The last category of startups to occupy the stage was New Frontiers showcasing companies that defy the regular categorization of Enterprise/Internet/Web2.0/Mobile etc.
First to go on stage was Hariharan of Thinxworks. Much of the presentation was a video show highlighting the cartoon making opportunities and challenges. In the digital age with all digital production based on high-end computing based production, ThinxWorks’s strategy of making movies with Clay animation was counter intuitive – just as the relevance of my Paper File Tracking System in rapid computerization era. There is a lot of opportunity in judicious mix of old methods along with automation using technology. More than the movie making itself I’m excited about the rapid prototyping support ecosystem that will get created by the success of ThinxWorks. I recommend they engage a CandyFab like community in Chennai as a talent pool brew. There were very pertinent IP/execution related questions from the VC sitting in the front row. Given my SecondLife.com involvement, I see a lot of interesting potential for ThinxWorks.
Next on stage was Lucid Software presented by C P Madhusudan. Lucid’s software makes the life easy for Non Destructive Testing professionals to gather and use data from different NDT data sources. Given the highly specialized nature of the domain, the NDT system vendors have created software that are tightly coupled to their hardware systems.
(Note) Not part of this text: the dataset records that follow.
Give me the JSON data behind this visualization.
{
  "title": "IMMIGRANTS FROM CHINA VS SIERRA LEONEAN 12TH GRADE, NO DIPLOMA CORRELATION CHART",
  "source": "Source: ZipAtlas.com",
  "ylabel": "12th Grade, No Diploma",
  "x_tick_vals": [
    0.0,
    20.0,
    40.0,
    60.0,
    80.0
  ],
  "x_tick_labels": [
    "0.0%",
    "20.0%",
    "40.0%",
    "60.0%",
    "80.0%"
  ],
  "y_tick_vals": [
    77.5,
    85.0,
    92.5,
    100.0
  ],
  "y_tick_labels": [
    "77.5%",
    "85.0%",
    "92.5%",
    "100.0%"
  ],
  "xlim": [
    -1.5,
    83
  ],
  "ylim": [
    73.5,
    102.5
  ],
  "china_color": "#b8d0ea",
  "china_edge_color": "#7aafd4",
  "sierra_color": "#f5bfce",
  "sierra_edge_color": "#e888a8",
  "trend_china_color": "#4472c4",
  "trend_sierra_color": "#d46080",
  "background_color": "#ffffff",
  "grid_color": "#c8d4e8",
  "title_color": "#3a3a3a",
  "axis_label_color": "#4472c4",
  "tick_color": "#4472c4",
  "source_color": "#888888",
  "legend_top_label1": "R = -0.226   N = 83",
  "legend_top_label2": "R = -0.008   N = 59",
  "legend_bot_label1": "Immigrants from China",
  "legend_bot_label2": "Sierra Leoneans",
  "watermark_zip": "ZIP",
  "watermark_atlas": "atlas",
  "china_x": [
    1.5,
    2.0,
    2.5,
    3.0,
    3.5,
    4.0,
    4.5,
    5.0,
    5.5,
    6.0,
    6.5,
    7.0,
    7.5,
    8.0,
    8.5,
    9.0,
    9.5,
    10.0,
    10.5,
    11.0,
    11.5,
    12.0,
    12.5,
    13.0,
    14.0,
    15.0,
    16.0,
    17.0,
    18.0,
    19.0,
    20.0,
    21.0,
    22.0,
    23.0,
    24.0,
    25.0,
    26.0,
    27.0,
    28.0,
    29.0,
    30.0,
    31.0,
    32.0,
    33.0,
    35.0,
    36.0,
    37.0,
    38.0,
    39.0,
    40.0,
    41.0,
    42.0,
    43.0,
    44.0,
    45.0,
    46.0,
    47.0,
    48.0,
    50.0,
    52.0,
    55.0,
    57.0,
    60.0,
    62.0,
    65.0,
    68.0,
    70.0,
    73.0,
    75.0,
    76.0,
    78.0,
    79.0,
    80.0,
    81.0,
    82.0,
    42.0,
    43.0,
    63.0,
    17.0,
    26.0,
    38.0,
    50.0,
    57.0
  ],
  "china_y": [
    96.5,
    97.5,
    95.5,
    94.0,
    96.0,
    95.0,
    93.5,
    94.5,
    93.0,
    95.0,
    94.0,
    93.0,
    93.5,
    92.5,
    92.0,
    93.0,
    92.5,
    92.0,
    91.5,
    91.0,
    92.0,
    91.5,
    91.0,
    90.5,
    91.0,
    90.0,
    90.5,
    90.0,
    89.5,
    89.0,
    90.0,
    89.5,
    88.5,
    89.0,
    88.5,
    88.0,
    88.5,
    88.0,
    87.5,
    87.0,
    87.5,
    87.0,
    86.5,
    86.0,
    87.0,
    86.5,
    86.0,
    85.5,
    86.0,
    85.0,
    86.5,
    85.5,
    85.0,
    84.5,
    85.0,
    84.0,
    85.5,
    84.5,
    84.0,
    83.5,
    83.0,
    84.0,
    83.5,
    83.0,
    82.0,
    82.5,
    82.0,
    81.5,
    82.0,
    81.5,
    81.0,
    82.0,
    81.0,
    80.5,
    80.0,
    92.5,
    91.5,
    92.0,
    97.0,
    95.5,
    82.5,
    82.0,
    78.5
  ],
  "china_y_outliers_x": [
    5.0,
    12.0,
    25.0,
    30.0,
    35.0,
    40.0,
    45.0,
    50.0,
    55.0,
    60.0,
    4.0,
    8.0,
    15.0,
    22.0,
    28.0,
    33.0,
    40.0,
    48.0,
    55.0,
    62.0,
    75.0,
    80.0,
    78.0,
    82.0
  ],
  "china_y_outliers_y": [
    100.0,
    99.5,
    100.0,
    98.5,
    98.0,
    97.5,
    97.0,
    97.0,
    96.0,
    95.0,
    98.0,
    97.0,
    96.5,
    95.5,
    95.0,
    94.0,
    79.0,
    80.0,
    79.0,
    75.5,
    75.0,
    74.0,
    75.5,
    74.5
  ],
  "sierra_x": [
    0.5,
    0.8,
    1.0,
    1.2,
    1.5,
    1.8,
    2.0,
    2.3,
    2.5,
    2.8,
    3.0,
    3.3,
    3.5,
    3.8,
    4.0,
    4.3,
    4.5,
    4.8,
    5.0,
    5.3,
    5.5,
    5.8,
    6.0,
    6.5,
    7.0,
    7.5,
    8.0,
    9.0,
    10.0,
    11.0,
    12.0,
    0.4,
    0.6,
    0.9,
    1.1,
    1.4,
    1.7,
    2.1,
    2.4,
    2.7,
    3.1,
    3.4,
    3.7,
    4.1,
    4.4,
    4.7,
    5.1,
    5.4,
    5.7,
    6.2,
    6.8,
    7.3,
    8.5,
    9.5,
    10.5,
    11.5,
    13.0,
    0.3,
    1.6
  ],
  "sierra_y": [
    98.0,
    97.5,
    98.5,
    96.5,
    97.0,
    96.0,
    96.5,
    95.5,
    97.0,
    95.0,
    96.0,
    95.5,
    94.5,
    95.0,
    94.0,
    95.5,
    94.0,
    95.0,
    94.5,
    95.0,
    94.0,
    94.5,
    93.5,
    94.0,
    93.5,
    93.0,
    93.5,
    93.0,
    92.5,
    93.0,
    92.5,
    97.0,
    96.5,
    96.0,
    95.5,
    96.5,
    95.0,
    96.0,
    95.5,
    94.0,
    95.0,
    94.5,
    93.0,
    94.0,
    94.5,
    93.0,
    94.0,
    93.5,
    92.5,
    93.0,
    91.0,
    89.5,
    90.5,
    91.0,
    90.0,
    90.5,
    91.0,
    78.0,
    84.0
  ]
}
For the NDT professional, working with multiple systems is a huge messy Kludge. Companies like Lucid will have build very good marketing competency on top of their top-class engineering geekyness and position themselves as De-Kludging providers. De-Kludging can translate into huge cost savings and productivity gains for the user industries. I wish Lucid Software fast success so that it inspires many more such De-Kludge ventures – that will restore the glory of Non-IT/Computer Science engineering domains.
Next on stage was Praveen from Hyper Analytix. Though the EDA industry has powered much of the growth of Hi-Tech thus far, as Sramana Mitra puts it – (snip)EDA industry, seemingly caught in a spin cycle of same ol’ same ol’, fierce price competition, high cost of sales, and an overall unattractive future . The apparent stagnation in the industry is making startups like Hyper Analytix to look at niches like functional verification and attempt ‘quantum leap in productivity, reduce cost by a factor of 10‘. As more things gets packed in ever smaller silicon wafer, functional verification becomes more and more complex and time consuming. Hyper Analytix is leveraging open source platforms and other evolutions in technology to deliver on their mission. May be they can leverage technology like Amazon EC2 make things cheaper/faster. As they say Disruption is Good! Hi Five to Hyper Analytix!